Connascence

- 3 mins

Connascence

  • The birth of two or more things at the same time.
  • The act of growing together

Or in software terms:

A relationship between two or more elements of software in which changing one necessitates changing the others in order to maintain overall correctness.

The above is something which the late Jim Weirich gave a talk on which I thought it was quite interesting. During the talk Jim explained how there’s many theories about what constitutes good design (following SOLID principles, Law of Demeter, DRY etc) but felt that a more unifying theory was missing.

He points to this book as the source of the word connascence and how it applies to software development.

In essence I think it’s an alternative way, or at least similar, of looking at the concept of Coupling. You will see why from the examples taken from the talk how these two relate. During the talk, Jim points to four specific cases of Connascence:

Connascence of Name

class Customer
  ...
  def email
    # does something
  end
end

def send_mail(customer)
  customer.email
  ...
end

In the above example there is connascence of name. What this means is that the send_mail method is attached to the emailmethod in the Customer class since we’re calling it explicitly within it. Therefore the above two share connascence based upon the name email. So if we were change the name of the email method to something different, the send_mail method must change too. Another part of the above code where connascence exists is the parameter customer passed in to the send_mail method. If that parameter changes, the line inside the method referring to that parameter (customer.email), must change too. This is a much more soft connascence but one nonetheless.

Locality

Jim also points out that locality also matters. For example connascence within a class will be stronger than the connascence between two different classes. Or at least that’s how it should be since the internal pieces of a class will have to work with each other to serve the purpose of that class whereas the connascence between two classes should be weaker as to avoid strong coupling. What comes to my mind when thinking about this concept and how it can be achieved, is the idea of polymorphism and duck typing.

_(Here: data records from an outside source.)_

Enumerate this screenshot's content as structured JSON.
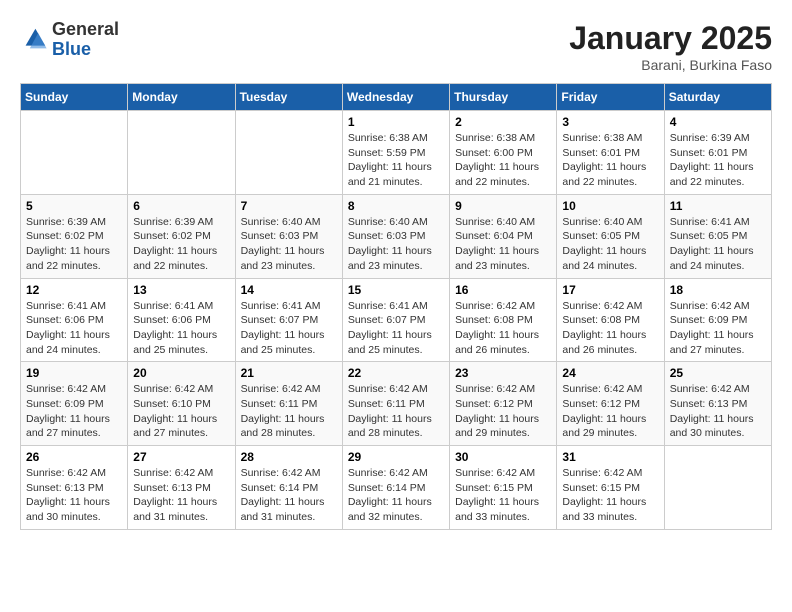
{
  "header": {
    "logo_line1": "General",
    "logo_line2": "Blue",
    "month_title": "January 2025",
    "subtitle": "Barani, Burkina Faso"
  },
  "weekdays": [
    "Sunday",
    "Monday",
    "Tuesday",
    "Wednesday",
    "Thursday",
    "Friday",
    "Saturday"
  ],
  "weeks": [
    [
      null,
      null,
      null,
      {
        "day": "1",
        "sunrise": "6:38 AM",
        "sunset": "5:59 PM",
        "daylight": "11 hours and 21 minutes."
      },
      {
        "day": "2",
        "sunrise": "6:38 AM",
        "sunset": "6:00 PM",
        "daylight": "11 hours and 22 minutes."
      },
      {
        "day": "3",
        "sunrise": "6:38 AM",
        "sunset": "6:01 PM",
        "daylight": "11 hours and 22 minutes."
      },
      {
        "day": "4",
        "sunrise": "6:39 AM",
        "sunset": "6:01 PM",
        "daylight": "11 hours and 22 minutes."
      }
    ],
    [
      {
        "day": "5",
        "sunrise": "6:39 AM",
        "sunset": "6:02 PM",
        "daylight": "11 hours and 22 minutes."
      },
      {
        "day": "6",
        "sunrise": "6:39 AM",
        "sunset": "6:02 PM",
        "daylight": "11 hours and 22 minutes."
      },
      {
        "day": "7",
        "sunrise": "6:40 AM",
        "sunset": "6:03 PM",
        "daylight": "11 hours and 23 minutes."
      },
      {
        "day": "8",
        "sunrise": "6:40 AM",
        "sunset": "6:03 PM",
        "daylight": "11 hours and 23 minutes."
      },
      {
        "day": "9",
        "sunrise": "6:40 AM",
        "sunset": "6:04 PM",
        "daylight": "11 hours and 23 minutes."
      },
      {
        "day": "10",
        "sunrise": "6:40 AM",
        "sunset": "6:05 PM",
        "daylight": "11 hours and 24 minutes."
      },
      {
        "day": "11",
        "sunrise": "6:41 AM",
        "sunset": "6:05 PM",
        "daylight": "11 hours and 24 minutes."
      }
    ],
    [
      {
        "day": "12",
        "sunrise": "6:41 AM",
        "sunset": "6:06 PM",
        "daylight": "11 hours and 24 minutes."
      },
      {
        "day": "13",
        "sunrise": "6:41 AM",
        "sunset": "6:06 PM",
        "daylight": "11 hours and 25 minutes."
      },
      {
        "day": "14",
        "sunrise": "6:41 AM",
        "sunset": "6:07 PM",
        "daylight": "11 hours and 25 minutes."
      },
      {
        "day": "15",
        "sunrise": "6:41 AM",
        "sunset": "6:07 PM",
        "daylight": "11 hours and 25 minutes."
      },
      {
        "day": "16",
        "sunrise": "6:42 AM",
        "sunset": "6:08 PM",
        "daylight": "11 hours and 26 minutes."
      },
      {
        "day": "17",
        "sunrise": "6:42 AM",
        "sunset": "6:08 PM",
        "daylight": "11 hours and 26 minutes."
      },
      {
        "day": "18",
        "sunrise": "6:42 AM",
        "sunset": "6:09 PM",
        "daylight": "11 hours and 27 minutes."
      }
    ],
    [
      {
        "day": "19",
        "sunrise": "6:42 AM",
        "sunset": "6:09 PM",
        "daylight": "11 hours and 27 minutes."
      },
      {
        "day": "20",
        "sunrise": "6:42 AM",
        "sunset": "6:10 PM",
        "daylight": "11 hours and 27 minutes."
      },
      {
        "day": "21",
        "sunrise": "6:42 AM",
        "sunset": "6:11 PM",
        "daylight": "11 hours and 28 minutes."
      },
      {
        "day": "22",
        "sunrise": "6:42 AM",
        "sunset": "6:11 PM",
        "daylight": "11 hours and 28 minutes."
      },
      {
        "day": "23",
        "sunrise": "6:42 AM",
        "sunset": "6:12 PM",
        "daylight": "11 hours and 29 minutes."
      },
      {
        "day": "24",
        "sunrise": "6:42 AM",
        "sunset": "6:12 PM",
        "daylight": "11 hours and 29 minutes."
      },
      {
        "day": "25",
        "sunrise": "6:42 AM",
        "sunset": "6:13 PM",
        "daylight": "11 hours and 30 minutes."
      }
    ],
    [
      {
        "day": "26",
        "sunrise": "6:42 AM",
        "sunset": "6:13 PM",
        "daylight": "11 hours and 30 minutes."
      },
      {
        "day": "27",
        "sunrise": "6:42 AM",
        "sunset": "6:13 PM",
        "daylight": "11 hours and 31 minutes."
      },
      {
        "day": "28",
        "sunrise": "6:42 AM",
        "sunset": "6:14 PM",
        "daylight": "11 hours and 31 minutes."
      },
      {
        "day": "29",
        "sunrise": "6:42 AM",
        "sunset": "6:14 PM",
        "daylight": "11 hours and 32 minutes."
      },
      {
        "day": "30",
        "sunrise": "6:42 AM",
        "sunset": "6:15 PM",
        "daylight": "11 hours and 33 minutes."
      },
      {
        "day": "31",
        "sunrise": "6:42 AM",
        "sunset": "6:15 PM",
        "daylight": "11 hours and 33 minutes."
      },
      null
    ]
  ]
}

The general rule of thumb according to Jim:

As the distance between software elements increases, use weaker forms of connascence.

Connascence of Position

def process_orders(list_of_pairs)
  list_of_pairs.each do |order, expedite|
    # handle an order
  end
end

# the list of pairs are in this form
[
  [Order.find(3), true],
  [Order.find(5), false]
]

In the above, the order within each pair in the list is important. The process_orders method expects a list where in each pair, the order will come first and then the expedite flag saying whether its true or false. In this scenario there is connascence of position . The degree of this connascence here is low since there’s only two items. If there’s more however then there’s a higher degree and should be avoided.

The ideas found in the talk are certainly interesting and are a good way of analysing the relationship between different parts. I definitely started looking at my own code through the lens of connascence and I find the result worthy of more experimentation.